翌朝、少し早めに目を覚ました僕は、眠っている智子を起こさないよう部屋を出ると、母屋に向かった。

「すいません、無理を言ってしまって…」

頭を下げた僕を、潤の母親は笑顔で迎えてくれた。

「ほら、お父様がお迎えにいらしたわよ。智翔ちゃん、とってもいい子でしたよ?」

僕は智翔を受け取ると、きょとんとした顔に頬を擦り寄せた。

ほんの数時間離れていただけなのに、心做しか智翔が大きくなったように見えるのは、僕の気のせいなんだろうか…

「そうか、すごいなぁ、智翔は」

褒められたのが分かったのか、智翔が僕の腕の中できゃきゃっと声を上げて笑った。

「まあ、智翔ちゃんはお父様が好きなのね?」

こんなに小さいのに?

僕はなんだか胸の奥が擽ったくなるのを感じた。

「ささ、早く智翔ちゃんにお母様のお乳を吸わせて上げて?」

「そうですね」

僕は簡単に礼を済ませると、智翔を腕に抱いて、智子の待つ離へと戻った。

「智子、智翔を連れて来たよ?」

まだ寝ている智子の耳元に声をかけると、何度か睫毛を瞬かせてから、智子がゆっくりと瞼を開いた。

「まあ智翔なのね? ああ、会いたかったわ」

智翔がいないことが余程寂しかったのか、僕の腕から智翔を引き取った智子は、まるで人形を抱くかのように智翔を強く抱きしめた。
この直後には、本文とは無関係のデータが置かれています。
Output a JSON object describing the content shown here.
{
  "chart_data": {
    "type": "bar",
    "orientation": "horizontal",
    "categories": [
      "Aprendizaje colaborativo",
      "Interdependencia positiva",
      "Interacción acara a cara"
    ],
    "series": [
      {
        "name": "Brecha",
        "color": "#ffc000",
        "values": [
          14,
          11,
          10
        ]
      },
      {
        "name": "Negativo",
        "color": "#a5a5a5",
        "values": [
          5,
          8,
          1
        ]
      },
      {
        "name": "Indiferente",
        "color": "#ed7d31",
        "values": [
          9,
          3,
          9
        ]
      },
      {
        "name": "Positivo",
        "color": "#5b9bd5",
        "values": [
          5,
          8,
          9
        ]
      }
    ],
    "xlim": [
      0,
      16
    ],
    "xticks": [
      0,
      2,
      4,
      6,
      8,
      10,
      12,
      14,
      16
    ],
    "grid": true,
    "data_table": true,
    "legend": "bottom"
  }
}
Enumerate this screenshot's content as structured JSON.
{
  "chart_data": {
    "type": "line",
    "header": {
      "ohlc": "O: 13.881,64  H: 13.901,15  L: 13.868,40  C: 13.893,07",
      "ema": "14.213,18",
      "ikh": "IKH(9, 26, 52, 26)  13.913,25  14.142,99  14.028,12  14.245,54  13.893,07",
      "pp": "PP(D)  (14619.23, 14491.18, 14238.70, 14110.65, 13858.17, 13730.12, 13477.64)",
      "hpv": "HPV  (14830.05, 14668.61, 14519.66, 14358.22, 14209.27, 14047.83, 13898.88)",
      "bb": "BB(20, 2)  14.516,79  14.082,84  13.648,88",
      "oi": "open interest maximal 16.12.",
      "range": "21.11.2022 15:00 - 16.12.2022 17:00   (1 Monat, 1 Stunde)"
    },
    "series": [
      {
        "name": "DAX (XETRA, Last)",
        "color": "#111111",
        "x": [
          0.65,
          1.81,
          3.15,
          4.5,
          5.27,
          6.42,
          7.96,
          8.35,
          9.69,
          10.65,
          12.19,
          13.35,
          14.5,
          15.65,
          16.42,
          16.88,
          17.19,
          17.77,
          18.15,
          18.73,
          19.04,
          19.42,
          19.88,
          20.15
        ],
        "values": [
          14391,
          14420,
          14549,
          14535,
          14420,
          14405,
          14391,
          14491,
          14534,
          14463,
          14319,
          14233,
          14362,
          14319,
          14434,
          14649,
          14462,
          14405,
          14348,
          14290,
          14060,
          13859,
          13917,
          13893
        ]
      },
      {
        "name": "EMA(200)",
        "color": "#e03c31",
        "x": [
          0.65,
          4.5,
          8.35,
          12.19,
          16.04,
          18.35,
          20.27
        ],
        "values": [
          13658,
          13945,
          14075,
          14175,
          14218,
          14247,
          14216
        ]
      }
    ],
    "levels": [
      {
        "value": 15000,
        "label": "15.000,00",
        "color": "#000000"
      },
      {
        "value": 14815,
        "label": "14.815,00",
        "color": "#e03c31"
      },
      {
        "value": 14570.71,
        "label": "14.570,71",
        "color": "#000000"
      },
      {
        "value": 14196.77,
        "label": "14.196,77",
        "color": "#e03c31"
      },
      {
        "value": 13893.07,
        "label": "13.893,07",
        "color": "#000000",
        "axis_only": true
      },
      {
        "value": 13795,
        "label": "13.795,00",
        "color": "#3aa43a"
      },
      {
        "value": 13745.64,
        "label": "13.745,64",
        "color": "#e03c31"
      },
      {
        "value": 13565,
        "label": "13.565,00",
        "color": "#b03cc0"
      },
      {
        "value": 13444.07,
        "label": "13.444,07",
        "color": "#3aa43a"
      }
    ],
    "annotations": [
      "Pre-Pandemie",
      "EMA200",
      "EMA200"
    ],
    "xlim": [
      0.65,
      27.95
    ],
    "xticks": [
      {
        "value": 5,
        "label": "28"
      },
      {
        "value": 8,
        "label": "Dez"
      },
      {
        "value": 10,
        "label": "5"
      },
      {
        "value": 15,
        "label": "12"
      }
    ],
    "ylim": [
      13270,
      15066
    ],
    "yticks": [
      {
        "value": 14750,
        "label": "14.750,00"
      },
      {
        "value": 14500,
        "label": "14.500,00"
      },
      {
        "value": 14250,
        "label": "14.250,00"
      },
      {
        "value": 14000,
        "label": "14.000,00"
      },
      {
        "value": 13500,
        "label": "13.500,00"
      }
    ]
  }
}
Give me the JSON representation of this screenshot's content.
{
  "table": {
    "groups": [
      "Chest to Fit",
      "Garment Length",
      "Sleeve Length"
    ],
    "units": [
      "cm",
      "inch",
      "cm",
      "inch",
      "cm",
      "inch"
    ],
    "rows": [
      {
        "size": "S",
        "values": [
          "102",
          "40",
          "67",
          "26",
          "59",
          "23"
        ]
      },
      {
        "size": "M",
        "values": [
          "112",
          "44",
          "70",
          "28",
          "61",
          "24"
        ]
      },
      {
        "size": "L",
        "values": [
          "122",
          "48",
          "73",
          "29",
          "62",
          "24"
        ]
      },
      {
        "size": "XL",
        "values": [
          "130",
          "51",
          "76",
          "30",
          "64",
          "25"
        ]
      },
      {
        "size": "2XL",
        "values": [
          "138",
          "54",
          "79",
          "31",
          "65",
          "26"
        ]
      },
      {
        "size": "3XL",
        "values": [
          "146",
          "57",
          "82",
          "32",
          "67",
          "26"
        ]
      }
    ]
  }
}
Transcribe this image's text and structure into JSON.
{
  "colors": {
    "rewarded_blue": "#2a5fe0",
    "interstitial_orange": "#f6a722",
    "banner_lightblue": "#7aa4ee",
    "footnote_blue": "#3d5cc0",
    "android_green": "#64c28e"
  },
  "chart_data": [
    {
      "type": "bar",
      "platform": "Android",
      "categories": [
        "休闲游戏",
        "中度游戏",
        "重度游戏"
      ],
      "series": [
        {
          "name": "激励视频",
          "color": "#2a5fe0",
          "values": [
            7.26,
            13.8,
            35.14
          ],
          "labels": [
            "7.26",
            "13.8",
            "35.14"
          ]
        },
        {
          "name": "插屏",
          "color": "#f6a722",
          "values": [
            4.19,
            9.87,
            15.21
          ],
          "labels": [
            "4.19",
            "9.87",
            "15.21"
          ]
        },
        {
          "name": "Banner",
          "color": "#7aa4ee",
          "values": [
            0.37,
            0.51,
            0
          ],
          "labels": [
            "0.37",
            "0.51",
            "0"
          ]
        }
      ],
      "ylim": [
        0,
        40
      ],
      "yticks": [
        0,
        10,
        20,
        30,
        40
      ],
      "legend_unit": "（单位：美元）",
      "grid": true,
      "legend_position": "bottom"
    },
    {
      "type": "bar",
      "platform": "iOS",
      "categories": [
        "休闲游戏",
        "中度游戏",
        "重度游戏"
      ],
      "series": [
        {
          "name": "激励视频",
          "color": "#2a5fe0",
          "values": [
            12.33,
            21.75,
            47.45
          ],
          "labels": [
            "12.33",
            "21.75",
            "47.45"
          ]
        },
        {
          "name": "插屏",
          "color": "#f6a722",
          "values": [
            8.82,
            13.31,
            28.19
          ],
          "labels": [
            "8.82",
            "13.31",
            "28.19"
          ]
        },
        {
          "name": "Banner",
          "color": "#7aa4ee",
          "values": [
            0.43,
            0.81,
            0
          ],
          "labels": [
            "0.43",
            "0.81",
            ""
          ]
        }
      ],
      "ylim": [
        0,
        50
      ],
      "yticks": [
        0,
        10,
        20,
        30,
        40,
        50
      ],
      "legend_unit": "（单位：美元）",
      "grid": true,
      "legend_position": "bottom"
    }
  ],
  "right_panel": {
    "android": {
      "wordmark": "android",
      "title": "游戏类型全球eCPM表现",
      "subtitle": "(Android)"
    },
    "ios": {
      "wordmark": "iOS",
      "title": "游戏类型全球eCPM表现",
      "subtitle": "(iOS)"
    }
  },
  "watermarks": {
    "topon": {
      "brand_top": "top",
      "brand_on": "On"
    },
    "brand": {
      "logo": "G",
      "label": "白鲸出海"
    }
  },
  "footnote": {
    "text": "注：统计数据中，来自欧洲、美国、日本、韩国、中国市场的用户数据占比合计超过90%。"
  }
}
「あ、智翔智子のお乳が恋しいそうだよ? 吸わせてやったら?」

「まあ、智子のお乳が…? 智翔は食いしん坊さんなのね?」

くすくす笑いながら、智子は寝巻きの肩を落とし、白い肌を露にすると、小さな乳房を智翔に吸わせた。

「智子もすっかりお母さんだね?」

「そうよ? 兄さま知らなかったの? 智子、智翔のお母さんなのよ?」

そう言って笑った智子の顔は、いつだったか西洋の本で見た、基督を抱く聖母のようだった。